Pollution cuts life expectancy by two years

A couple take in the view as haze shrouds the skyline in Bangkok. (Photo: Arnun Chonmahatrakool)

Air pollution shortens lives worldwide by more than two years, researchers reported Tuesday.

Across South Asia, the average person would live five years longer if levels of fine particulate matter met World Health Organization (WHO) standards, according to a report from the University of Chicago's Energy Policy Institute.

In the Indian states of Uttar Pradesh and Bihar, home to 300 million, lung and heart disease caused by PM2.5 pollution reduces life expectancy by eight years, and in the capital city of New Delhi by a decade.

PM2.5 pollution -- 2.5 microns across or less, roughly the diameter of a human hair -- penetrates deep into the lungs and enters the bloodstream.

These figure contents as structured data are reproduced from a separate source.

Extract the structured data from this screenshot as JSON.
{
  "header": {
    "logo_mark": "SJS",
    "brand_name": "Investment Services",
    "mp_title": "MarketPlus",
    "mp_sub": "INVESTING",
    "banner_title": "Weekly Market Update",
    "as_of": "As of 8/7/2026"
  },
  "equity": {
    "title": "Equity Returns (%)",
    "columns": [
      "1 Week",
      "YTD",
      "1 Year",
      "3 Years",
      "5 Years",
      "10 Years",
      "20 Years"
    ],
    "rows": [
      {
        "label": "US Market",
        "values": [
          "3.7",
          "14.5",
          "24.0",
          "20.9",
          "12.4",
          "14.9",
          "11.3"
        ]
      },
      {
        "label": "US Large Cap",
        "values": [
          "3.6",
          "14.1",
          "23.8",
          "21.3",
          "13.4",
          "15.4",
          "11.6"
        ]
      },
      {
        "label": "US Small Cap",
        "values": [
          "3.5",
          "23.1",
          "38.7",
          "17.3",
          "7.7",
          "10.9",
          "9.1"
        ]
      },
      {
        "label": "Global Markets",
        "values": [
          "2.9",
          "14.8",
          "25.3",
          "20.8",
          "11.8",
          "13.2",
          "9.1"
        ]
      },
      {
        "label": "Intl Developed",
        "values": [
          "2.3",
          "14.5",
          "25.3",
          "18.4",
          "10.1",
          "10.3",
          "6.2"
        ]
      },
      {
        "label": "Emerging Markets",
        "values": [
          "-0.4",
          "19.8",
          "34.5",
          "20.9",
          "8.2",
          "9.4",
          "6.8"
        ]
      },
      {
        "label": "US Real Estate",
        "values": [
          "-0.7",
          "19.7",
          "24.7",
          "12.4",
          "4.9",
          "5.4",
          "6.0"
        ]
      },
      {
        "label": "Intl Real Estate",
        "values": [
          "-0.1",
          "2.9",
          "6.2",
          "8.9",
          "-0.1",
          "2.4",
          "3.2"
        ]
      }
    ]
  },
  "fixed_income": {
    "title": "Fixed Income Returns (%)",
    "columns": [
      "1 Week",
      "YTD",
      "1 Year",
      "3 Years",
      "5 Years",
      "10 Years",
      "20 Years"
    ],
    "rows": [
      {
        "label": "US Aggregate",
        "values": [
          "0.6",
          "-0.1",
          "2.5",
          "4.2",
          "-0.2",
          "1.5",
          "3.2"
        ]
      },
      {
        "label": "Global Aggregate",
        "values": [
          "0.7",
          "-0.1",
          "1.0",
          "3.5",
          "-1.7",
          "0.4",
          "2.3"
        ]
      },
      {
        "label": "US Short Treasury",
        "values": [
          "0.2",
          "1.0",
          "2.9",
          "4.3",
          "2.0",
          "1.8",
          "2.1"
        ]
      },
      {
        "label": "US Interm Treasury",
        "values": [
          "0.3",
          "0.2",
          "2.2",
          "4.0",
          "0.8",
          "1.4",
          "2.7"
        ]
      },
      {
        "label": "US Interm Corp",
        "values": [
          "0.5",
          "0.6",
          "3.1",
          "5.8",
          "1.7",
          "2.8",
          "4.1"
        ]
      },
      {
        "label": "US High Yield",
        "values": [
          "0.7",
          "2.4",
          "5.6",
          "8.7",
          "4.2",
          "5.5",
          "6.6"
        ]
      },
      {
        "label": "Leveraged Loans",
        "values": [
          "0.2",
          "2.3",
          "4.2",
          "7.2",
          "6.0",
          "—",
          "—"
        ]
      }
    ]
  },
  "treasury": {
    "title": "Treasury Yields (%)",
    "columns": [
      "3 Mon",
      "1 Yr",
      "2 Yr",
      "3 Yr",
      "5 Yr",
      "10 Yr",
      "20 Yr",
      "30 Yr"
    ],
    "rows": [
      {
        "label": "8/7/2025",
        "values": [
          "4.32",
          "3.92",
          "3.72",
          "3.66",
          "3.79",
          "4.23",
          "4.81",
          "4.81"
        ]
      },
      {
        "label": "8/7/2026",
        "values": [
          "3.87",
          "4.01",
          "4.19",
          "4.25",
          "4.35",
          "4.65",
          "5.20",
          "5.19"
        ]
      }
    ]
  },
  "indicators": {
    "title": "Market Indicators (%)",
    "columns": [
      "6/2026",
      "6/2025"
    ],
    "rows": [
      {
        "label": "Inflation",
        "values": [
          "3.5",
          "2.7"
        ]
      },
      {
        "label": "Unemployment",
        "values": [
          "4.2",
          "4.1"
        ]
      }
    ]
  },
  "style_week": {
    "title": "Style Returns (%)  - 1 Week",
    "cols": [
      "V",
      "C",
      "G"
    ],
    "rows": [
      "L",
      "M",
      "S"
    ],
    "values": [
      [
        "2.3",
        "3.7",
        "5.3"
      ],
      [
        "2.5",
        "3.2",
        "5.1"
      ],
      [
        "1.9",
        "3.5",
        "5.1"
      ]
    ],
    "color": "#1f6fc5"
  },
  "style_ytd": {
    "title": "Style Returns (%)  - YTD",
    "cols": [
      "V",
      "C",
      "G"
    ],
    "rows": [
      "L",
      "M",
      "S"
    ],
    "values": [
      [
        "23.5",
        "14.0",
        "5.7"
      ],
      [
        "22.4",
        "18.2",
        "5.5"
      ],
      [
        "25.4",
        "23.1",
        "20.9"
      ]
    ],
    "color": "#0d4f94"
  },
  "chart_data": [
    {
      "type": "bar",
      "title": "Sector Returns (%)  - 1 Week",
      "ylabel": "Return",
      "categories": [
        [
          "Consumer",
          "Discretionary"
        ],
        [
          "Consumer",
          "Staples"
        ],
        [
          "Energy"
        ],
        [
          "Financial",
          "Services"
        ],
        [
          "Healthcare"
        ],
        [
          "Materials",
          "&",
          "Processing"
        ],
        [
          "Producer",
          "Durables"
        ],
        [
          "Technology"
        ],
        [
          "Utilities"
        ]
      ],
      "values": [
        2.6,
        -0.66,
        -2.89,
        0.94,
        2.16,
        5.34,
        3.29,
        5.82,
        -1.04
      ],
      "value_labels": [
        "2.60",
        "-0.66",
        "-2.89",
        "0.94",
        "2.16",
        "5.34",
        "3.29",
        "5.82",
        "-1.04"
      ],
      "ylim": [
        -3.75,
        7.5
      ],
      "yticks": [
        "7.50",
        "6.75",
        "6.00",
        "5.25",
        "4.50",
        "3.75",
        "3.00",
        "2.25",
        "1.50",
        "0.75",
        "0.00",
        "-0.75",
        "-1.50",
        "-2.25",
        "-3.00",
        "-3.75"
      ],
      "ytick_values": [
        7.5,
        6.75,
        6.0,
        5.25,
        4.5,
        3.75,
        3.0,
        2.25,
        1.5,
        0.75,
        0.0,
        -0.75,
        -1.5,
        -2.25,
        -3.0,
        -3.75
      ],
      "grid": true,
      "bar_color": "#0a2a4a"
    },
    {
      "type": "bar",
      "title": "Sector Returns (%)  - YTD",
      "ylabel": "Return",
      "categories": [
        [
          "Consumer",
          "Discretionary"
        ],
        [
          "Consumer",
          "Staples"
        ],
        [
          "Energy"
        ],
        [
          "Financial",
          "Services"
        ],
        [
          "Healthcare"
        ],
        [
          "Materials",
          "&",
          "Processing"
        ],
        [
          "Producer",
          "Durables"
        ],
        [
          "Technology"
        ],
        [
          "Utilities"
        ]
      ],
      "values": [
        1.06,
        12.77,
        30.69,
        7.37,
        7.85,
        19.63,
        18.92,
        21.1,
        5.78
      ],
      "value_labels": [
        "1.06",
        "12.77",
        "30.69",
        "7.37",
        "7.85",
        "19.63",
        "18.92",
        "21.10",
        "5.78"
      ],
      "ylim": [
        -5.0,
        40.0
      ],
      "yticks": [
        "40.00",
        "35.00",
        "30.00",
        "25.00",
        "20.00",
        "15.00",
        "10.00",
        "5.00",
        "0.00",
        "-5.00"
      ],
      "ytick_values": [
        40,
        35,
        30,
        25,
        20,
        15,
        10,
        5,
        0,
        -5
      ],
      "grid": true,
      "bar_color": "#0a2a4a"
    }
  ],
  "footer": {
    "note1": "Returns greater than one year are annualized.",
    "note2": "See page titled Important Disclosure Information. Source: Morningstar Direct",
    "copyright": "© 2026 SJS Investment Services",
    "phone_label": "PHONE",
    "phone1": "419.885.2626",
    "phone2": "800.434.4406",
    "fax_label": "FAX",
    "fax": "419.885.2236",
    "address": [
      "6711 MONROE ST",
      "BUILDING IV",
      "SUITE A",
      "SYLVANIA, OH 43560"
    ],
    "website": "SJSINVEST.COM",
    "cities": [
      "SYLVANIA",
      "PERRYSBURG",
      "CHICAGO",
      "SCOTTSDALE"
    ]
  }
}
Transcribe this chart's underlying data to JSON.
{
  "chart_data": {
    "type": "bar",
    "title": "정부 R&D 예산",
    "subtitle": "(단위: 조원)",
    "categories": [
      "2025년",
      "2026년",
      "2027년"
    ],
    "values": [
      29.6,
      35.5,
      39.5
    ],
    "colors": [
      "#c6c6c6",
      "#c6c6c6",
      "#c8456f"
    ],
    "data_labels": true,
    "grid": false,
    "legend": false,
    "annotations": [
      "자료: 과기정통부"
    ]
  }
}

In 2013, the United Nations (UN) classified it as a cancer-causing agent.

The WHO says PM2.5 density in the air should not top 15 microgrammes per cubic metre in any 24-hour period, or 5 mcg/m3 averaged across an entire year.

Almost all populated regions in the world exceed WHO guidelines, but nowhere more so that in Asia: by 15-fold in Bangladesh, 10-fold in India, and nine-fold in Nepal and Pakistan.

Surprisingly, PM2.5 pollution in 2020, the most recent data available, was virtually unchanged from the year before despite a slow-down in the global economy and Covid lockdowns.

Compared to other causes of premature death, the impact of PM2.5 pollution is comparable to smoking tobacco, more than three times that of alcohol use, and six times that of HIV/AIDS, the report said.